Wanneer endoscopische eradicatie met focale balloncryoablatie wordt uitgevoerd door een expert, is de behandeling zeer effectief bij patiënten met een barrettoesofagus van beperkte lengte. Dat ontdekten Utrechtse onderzoekers. Het potentiële risico op het ontstaan van een strictuur moet nog wel verder onderzocht worden, stellen zij.

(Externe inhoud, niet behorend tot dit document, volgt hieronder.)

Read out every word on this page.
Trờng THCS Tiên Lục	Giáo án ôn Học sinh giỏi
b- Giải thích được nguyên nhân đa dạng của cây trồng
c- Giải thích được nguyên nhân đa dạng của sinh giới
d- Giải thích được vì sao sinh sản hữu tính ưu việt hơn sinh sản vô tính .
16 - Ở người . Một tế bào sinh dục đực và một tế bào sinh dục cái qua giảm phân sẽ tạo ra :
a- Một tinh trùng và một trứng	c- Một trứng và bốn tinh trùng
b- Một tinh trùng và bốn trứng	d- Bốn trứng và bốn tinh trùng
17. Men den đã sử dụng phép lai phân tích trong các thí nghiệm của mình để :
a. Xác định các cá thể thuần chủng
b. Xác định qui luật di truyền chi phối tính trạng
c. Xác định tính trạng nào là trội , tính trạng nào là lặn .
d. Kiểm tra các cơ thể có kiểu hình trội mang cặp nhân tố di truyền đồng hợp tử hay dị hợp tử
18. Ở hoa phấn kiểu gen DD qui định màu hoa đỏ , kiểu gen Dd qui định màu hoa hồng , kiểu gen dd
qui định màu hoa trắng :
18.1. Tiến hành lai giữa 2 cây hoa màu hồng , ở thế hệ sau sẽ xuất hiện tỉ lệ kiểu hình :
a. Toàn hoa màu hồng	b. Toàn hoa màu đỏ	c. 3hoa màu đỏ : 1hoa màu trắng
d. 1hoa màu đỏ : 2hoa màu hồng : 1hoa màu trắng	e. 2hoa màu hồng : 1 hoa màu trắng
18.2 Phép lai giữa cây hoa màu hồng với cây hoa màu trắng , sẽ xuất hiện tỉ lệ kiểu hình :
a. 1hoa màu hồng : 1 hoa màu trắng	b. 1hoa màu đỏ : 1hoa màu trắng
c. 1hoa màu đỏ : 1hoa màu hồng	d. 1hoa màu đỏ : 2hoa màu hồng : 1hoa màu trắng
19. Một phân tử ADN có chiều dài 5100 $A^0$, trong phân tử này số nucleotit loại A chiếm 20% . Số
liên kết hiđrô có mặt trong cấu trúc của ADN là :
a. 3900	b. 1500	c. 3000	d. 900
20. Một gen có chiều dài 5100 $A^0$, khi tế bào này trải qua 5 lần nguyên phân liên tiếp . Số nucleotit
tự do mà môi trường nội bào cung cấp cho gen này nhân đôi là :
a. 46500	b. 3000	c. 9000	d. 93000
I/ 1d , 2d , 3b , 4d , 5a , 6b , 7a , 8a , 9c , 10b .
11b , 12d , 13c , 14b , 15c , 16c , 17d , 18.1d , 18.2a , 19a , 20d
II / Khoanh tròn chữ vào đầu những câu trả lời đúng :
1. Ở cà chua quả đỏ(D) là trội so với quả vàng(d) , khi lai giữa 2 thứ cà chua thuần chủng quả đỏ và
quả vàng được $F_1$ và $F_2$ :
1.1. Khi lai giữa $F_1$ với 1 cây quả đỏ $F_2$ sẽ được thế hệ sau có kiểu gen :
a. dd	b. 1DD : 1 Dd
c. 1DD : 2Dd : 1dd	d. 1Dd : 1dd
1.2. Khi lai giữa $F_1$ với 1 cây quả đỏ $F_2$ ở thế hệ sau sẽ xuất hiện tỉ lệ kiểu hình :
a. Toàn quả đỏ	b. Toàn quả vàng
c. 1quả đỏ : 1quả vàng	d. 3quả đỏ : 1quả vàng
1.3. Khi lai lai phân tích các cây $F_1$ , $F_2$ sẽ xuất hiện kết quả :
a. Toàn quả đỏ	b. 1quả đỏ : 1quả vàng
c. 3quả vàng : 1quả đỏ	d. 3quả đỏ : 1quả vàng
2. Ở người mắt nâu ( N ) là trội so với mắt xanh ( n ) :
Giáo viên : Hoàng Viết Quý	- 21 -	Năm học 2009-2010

Focale balloncryoablatie (FCBA) is een relatief nieuwe ablatietechniek die toegepast kan worden in de behandeling van barrettoesofagus (BE)-gerelateerde neoplasie. Het doel van deze prospectieve multicenterstudie was om de effectiviteit en veiligheid van FCBA voor de behandeling van BE vast te stellen. Onderzoekers uit 8 Europese centra met expertise op het gebied van BE includeerden patiënten met een C≤2M≤5 BE-segment (volgens de Praag-classificatie) met dysplasie of kanker in een vroeg stadium. Voorafgaand aan de instroom in de studie werden alle zichtbare laesies verwijderd met endoscopische resectie. FCBA werd elke 3 maanden uitgevoerd door getrainde endoscopisten, net zo lang tot volledige eradicatie van BE was bereikt (maximaal 5 sessies). Na ten minste 2 sessies was aanvullende behandeling toegestaan. 6 maanden na de behandeling werd een follow-upendoscopie ingepland, gevolgd door jaarlijkse controles.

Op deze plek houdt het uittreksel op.